To simulate liblzma update I tweaked each package individually locally to change their output hash and ran $ ./maintainers/scripts/rebuild-amount.sh HEAD^ to get the rebuild counts in nixpkgs:
Most popular are:
elfutils: 36058 x86_64-linux rebuildslibunwind: 7790 x86_64-linux
python: 66773 x86_64-linux
libxml2: 50197 x86_64-linux
python rebuild is probably a full nixpkgs rebuild.

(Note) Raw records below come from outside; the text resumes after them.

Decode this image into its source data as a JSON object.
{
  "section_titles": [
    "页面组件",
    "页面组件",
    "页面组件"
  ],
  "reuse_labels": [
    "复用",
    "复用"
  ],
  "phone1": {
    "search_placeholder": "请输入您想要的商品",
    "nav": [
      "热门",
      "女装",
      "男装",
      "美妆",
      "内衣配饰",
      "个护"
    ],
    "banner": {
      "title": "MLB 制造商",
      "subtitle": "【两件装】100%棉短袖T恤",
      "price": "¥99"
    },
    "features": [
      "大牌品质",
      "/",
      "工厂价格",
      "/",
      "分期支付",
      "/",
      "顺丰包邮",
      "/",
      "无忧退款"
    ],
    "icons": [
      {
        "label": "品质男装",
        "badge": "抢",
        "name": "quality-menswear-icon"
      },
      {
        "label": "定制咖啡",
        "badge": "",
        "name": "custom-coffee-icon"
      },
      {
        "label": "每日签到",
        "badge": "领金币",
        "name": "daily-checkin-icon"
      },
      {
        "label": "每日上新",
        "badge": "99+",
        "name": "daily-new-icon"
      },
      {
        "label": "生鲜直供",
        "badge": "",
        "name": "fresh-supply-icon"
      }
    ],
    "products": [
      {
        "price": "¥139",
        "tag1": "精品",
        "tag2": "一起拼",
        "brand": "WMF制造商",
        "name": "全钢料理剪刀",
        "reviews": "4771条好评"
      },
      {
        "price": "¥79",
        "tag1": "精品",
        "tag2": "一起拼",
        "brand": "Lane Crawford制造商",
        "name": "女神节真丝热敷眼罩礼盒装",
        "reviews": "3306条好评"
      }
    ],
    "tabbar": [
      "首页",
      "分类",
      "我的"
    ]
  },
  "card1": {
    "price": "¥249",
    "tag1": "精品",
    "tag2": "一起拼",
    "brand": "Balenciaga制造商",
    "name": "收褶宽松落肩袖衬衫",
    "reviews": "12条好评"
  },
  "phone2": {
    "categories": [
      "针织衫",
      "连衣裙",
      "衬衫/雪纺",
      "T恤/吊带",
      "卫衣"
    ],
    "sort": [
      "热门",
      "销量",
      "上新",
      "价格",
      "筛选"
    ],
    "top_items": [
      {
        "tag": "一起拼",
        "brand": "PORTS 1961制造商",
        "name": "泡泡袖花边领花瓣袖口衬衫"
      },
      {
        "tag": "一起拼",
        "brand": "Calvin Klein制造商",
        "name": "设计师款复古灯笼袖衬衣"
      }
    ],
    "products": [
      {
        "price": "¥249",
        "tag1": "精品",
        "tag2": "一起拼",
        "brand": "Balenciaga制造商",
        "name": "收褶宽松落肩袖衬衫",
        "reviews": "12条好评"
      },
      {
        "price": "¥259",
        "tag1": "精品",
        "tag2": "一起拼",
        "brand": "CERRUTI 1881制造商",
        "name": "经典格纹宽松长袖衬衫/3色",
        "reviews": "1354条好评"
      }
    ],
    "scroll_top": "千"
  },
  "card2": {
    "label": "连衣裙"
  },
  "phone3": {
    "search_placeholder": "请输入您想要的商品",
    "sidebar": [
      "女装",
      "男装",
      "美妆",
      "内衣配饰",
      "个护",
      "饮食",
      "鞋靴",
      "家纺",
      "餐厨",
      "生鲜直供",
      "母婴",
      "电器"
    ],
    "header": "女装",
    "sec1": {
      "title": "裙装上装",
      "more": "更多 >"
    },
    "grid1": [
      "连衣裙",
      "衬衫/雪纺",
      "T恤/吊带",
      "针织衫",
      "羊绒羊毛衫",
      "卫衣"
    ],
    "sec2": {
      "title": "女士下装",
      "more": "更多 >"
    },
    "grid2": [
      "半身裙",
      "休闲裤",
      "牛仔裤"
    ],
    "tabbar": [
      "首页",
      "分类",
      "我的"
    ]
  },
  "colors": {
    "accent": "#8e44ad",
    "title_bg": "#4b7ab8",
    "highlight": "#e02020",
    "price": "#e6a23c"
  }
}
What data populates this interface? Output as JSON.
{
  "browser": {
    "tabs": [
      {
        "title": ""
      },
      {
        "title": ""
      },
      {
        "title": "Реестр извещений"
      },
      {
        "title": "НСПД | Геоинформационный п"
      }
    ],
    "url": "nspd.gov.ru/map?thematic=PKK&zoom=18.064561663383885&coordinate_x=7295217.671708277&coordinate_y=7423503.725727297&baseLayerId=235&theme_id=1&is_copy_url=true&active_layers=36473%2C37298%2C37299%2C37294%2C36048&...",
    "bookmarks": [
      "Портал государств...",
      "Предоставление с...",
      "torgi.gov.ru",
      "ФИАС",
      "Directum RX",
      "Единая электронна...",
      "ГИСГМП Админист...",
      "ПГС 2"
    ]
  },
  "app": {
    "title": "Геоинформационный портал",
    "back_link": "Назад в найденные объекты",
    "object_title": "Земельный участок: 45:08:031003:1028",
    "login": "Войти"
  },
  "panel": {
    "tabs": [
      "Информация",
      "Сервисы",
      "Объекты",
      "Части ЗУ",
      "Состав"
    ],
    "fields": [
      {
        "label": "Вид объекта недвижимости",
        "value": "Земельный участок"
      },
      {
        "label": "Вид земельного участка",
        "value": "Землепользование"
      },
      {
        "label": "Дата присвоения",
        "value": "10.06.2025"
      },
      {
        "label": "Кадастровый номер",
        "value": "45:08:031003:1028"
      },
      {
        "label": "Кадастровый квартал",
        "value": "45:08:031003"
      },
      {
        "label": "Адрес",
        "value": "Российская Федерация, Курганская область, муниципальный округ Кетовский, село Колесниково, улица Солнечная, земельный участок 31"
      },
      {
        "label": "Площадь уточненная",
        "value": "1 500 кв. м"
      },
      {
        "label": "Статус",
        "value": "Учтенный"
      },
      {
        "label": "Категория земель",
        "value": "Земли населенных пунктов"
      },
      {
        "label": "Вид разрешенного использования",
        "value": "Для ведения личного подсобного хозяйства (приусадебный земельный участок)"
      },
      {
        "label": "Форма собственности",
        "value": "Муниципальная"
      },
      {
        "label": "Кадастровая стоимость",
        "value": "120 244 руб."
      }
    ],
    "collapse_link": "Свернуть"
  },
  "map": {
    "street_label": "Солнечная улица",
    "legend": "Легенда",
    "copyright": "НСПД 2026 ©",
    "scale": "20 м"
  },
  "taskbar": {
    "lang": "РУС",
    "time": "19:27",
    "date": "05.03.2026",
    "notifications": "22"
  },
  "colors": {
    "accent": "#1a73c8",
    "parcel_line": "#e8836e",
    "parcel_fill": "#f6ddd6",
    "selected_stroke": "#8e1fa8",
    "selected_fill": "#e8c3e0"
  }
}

Looking at the numbers above I would say it’s not worth the complexity of fiddling with xz outputs. We will rebuild most things anyway. Even if xz was not in stdenv. It’s used enough outside.
Note that there are more libraries (like pcre2) that cause stdenv rebuild. I don’t think holding those back just for stdenv will be any benefit rebuild-wise either.
I’m also wondering about this. I saw a post on hackernews saying that there was downsides like stuff being impure.
FYI, the downgrade of xz is in nixpkgs master now. *-linux binaries are basically all there.
hey, that didn’t take too long at all!
heads up that the PR reverting xz is now in nixos-unstable and nixpkgs-unstable https://nixpk.gs/pr-tracker.html?pr=300028
This prompted us to add support for content addressable store to Cachix and see how much it would help with saving the rebuilds. I’ll report back once we have some results.